# 7th Homework

This homework can be prepared individually or in teams of up to two students. It is up to you to find a partner in case you prefer teamwork. Download hw_7.tar.gz and extract it. Then add your homework solutions to the directory. Rename the directory according to the rules in the syllabus before submitting it as compressed archive. Don't forget to add the correct subject to the email when submitting.

Properly document the files you hand in to receive full credit. Each module (file), class and function needs a docstring. The purpose of each function needs to be summarized as a single sentence and then, if required, your intent and the behavior of the function can be described in more detail.

All of the tasks below need to

• run with the provided input data without crashing
• produce correct results
• have a comprehensive amount of unit tests
• have proper docstrings
• be implemented without using non-English function and variable names, docstrings etc.

in order to receive (full) points. The grader will only award a part of the total points. The rest will be awarded if all your functions etc. have a comprehensive amount of proper unit tests.

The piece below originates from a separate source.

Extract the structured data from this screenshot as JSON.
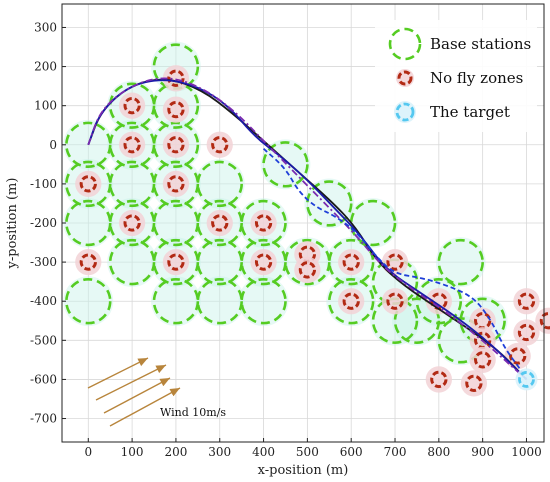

1. Austrian Social Security Numbers (1.5 points)
Your company requires a tool to validate Austrian social security numbers (SSNs). As you wanted to save the company some money while minimizing your own effort, you tried to find an existing solution. Unfortunately, you couldn't find anything that really met your companies needs. However, from one of your friends in Sweden you obtained a part of a small GUI program (validate_ssn_gui.py) to validate Swedish SSNs. Using this Python module allows you to reuse the GUI and only implement the logic to validate an Austrian social insurance number. Such a number consists of 10 digits of which the 4th denotes a checksum allowing simple validation. The format of such a number is "xxxCddmmyy" where "xxx" are consecutively assigned digits, "C" is the checksum digit, "dd" donates the day, "mm" the month and "yy" the year of birth. The following formula for calculating the checksum uses the this notation: "x1" is the first of the three "x" digits, "m2" is the second month digit, and so on.
C =(x1*3 + x2*7 + x3*9 + d1*5 + d2*8 + m1*4 + m2*2 + y1*1 + y2*6) modulo 11

The required validation module (validate_ssn.py) should contain at least one function is_valid(digit_list) that returns True if the given list of digits represents a valid SSN. Otherwise, the function must return False. Note that your code should not make any assumptions about the correctness of the given input.
Name the module: validate_ssn.py
2. Flow Shop Scheduling (2.5 points)
Your boss used a little tool to calculate the scheduling for your company's machines. As the IT department failed to realize a proper strategy for backing up important data, parts of the program got lost. Apparently the UI is still working, but when she wants to solve a particular problem the program crashes with a weird error she doesn't understand. Please run johnson_gui.py to understand what's going on and make the program work again by implementing the missing file.
Your boss tried to collect all useful information for you. She found some old tests for the missing file (the grader for hw7). She also said she recalled that when she initially got the program, the techies had to install some Python libraries to make the GUI work. Furthermore, she found a part of the documentation of the lost file:
"""Return a flow shop schedule using Johnson's rule.

Args:
jobs: A dictionary of jobs. Job IDs are keys, a list of machine times
are the values.
E.g. {'3': [5, 7]} means that job '3' needs 5 time units on the
first machine and 7 time units on the second.

Returns:
A list of job IDs.
"""


Name the module: johnson.py
3. Tests (5 points)
Write a comprehensive suite of unittest for the previous tasks using Python's unittest framework. Write enough tests to get comfortable that your code works as expected.